June 04, 2001, 10:19 AM — Oracle Corp.'s Japanese unit last week slashed prices for the company's database software by 25 percent and increased volume discounts to 35 percent, raising hopes among U.S. users that the cuts herald lower prices here.
The price reduction in Japan, which will take effect July 1, is the second such reduction Oracle's Japanese unit has announced there in six months, according to a report released May 31 by Credit Suisse First Boston Securities Ltd. in Japan. In January, Oracle Japan streamlined its pricing structure in a manner similar to what Oracle put in place in the U.S., offering customers a choice of only named-user licenses or licenses based on processor speed, known as the Universal Power Unit (UPU).
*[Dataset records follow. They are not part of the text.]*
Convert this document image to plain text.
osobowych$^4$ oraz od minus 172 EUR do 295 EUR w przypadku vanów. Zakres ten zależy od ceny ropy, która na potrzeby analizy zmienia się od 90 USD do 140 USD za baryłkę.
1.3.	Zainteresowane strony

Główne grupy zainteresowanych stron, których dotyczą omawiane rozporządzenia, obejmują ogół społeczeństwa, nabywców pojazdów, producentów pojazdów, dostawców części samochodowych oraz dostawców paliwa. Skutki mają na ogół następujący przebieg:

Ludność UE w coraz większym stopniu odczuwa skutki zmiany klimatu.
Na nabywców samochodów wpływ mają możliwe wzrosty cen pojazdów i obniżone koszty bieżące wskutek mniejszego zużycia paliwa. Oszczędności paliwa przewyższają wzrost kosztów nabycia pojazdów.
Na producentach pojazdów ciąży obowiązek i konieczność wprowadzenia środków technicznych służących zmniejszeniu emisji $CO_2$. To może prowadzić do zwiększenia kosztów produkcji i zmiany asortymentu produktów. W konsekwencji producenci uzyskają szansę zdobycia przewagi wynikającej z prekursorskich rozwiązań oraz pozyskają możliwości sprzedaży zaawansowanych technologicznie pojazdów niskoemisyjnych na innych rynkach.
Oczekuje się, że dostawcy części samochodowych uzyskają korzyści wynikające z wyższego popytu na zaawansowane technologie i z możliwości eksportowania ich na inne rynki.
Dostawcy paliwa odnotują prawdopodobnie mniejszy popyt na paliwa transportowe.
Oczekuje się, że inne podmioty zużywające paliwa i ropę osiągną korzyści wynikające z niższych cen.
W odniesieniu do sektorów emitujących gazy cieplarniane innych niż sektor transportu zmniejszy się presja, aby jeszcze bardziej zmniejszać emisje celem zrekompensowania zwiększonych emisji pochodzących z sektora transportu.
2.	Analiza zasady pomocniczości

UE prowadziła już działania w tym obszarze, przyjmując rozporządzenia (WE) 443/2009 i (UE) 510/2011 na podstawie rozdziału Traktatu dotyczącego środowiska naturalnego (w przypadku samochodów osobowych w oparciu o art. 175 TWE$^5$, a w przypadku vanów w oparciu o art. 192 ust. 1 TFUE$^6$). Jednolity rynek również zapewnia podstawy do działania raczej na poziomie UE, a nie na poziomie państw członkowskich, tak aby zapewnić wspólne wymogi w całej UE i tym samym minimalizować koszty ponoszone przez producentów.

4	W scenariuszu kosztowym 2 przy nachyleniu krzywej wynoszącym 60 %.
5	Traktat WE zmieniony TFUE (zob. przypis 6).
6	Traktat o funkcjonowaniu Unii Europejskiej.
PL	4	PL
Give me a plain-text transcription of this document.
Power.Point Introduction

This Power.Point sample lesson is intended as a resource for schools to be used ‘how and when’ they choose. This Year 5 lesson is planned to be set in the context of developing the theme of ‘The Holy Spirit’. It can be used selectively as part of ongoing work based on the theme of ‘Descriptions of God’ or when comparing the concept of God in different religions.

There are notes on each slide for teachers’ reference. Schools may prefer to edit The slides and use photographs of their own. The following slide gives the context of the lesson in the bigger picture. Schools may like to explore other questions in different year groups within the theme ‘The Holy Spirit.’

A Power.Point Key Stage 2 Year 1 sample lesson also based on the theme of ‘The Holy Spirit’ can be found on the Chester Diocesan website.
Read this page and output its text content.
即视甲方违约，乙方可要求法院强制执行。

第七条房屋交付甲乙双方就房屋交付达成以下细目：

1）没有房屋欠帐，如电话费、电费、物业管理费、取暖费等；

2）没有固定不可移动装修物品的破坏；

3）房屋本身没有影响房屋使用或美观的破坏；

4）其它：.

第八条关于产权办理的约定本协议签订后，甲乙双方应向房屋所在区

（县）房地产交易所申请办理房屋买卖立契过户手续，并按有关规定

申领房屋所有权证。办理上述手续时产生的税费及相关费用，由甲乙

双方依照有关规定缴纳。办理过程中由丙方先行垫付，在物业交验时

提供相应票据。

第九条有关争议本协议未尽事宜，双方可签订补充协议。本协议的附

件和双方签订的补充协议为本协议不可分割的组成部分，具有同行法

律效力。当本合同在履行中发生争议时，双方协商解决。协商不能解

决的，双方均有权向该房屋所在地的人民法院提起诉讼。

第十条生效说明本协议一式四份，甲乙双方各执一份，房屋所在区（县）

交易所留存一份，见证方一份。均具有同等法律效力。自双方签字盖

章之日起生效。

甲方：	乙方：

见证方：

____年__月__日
On the matter of whether the price cuts in Japan will be followed by lower prices in the U.S., Wendell Laidley, an analyst at Credit Suisse First Boston's Technology Group in San Francisco, said it's too early to tell. "I have to believe that there's some consistency between Oracle Japan and the rest of the world," said Laidley. But, "I don't know," he said.
Another analyst in the U.S., who was scheduled to receive a nondisclosure briefing from Oracle executives on pricing issues Friday, said Oracle canceled the briefing at the last minute.
Kristin Kryway, an Oracle spokesperson, indicated that Oracle's headquarters was uncertain of the specific actions of its Japanese unit. That unit is majority-owned by Oracle, but it's an independent operating company, she said.
"They did put out a press release, but it's in Japanese and we don't know what it says," Kryway said. "We're working on getting it translated."
Kryway added that Oracle hasn't announced any changes in the U.S. and declined to say whether pricing changes are forthcoming here. But Laidley said he recently spoke with top Oracle executives about the changes in Japan.
In contrast to the negative reaction that the UPU pricing structure has drawn in the U.S., where many Oracle database users have complained publicly about what they consider to be exorbitant pricing that in some cases has led to project delays and cancellations, customers in Japan have responded positively to the new pricing, according to the Credit Suisse report.
"In Japan, the response has been generally positive to the new model, and we believe that scarcely anyone has refused to accept the new pricing," the report stated. "Some 70 percent of customers have found that switching to the new model is cheaper."